Вместе с Холмсом в зал вошли Сильвио Маркони с расцарапанным лицом, рабочий Том Трумп, державший в руках деревянные обломки, в коих сведущие люди признали части кресла.

— Сперва я на диване сидел, — растерянно говорил специалист по Данте, — а потом разволновался, вскочил. Упал на кресло, и вот… Сотрясение мозга, не иначе…

— Не виноват я, — причитал честный Том, — без клея разве склеишь?

— Прецедент несомненно имеется, Том, — сказал Холмс, — до профессора Маркони точно так же пострадал и профессор Розенталь. Но не все можно объяснить прецедентом. Беда нашей юриспруденции в том, что закон находится в плену номинализма — в плену у правила прецедента. В точности как история, которая находится в плену фактографии. И вот судьи ищут формально похожий случай. А историки располагают факты, хотя метод расположения фактов не относится к фактографии.

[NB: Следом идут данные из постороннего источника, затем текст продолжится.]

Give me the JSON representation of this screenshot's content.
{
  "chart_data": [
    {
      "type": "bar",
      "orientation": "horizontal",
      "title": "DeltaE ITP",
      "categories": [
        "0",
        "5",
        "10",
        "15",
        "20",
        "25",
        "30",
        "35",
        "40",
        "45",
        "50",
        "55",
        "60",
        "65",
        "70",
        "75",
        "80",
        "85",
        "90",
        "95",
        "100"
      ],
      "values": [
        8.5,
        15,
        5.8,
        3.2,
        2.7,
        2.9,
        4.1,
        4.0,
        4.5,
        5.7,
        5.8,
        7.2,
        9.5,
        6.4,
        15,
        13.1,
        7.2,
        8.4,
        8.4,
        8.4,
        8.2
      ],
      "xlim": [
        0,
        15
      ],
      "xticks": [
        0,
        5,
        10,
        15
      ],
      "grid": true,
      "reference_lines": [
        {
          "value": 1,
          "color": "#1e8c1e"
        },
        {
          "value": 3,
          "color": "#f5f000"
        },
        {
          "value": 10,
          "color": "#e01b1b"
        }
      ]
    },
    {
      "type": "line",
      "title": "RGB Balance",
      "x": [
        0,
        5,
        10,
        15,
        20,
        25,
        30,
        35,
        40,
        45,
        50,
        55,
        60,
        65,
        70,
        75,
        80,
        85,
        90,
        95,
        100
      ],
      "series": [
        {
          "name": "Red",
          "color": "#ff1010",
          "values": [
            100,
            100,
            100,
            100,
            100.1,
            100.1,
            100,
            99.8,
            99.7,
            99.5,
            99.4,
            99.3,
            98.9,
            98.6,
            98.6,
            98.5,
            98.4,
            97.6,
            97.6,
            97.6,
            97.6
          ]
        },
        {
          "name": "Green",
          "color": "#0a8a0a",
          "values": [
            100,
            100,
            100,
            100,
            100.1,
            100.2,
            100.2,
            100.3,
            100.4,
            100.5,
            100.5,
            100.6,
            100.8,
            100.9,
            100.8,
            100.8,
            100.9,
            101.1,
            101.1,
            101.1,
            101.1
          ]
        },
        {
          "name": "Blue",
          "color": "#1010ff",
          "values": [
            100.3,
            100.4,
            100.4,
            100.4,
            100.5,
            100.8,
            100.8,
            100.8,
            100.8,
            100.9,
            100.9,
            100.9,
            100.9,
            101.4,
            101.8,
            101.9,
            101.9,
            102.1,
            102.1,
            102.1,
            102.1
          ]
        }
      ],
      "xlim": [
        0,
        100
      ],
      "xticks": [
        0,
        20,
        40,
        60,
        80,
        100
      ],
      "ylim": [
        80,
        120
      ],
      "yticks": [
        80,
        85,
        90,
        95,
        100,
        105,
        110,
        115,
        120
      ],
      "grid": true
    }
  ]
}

Шерлок Холмс отвесил поклон ученым; к числу неприятных манер детектива с Бейкер-стрит относился этакий преувеличенно церемонный поклон, хорошо известный Лестрейду. Именно так Холмс кланялся королю Богемии в том памятном деле с фотографией Ирен Адлер. Поклон этот мог, разумеется, быть истолкован как знак вежливости, но презрения в нем было значительно больше.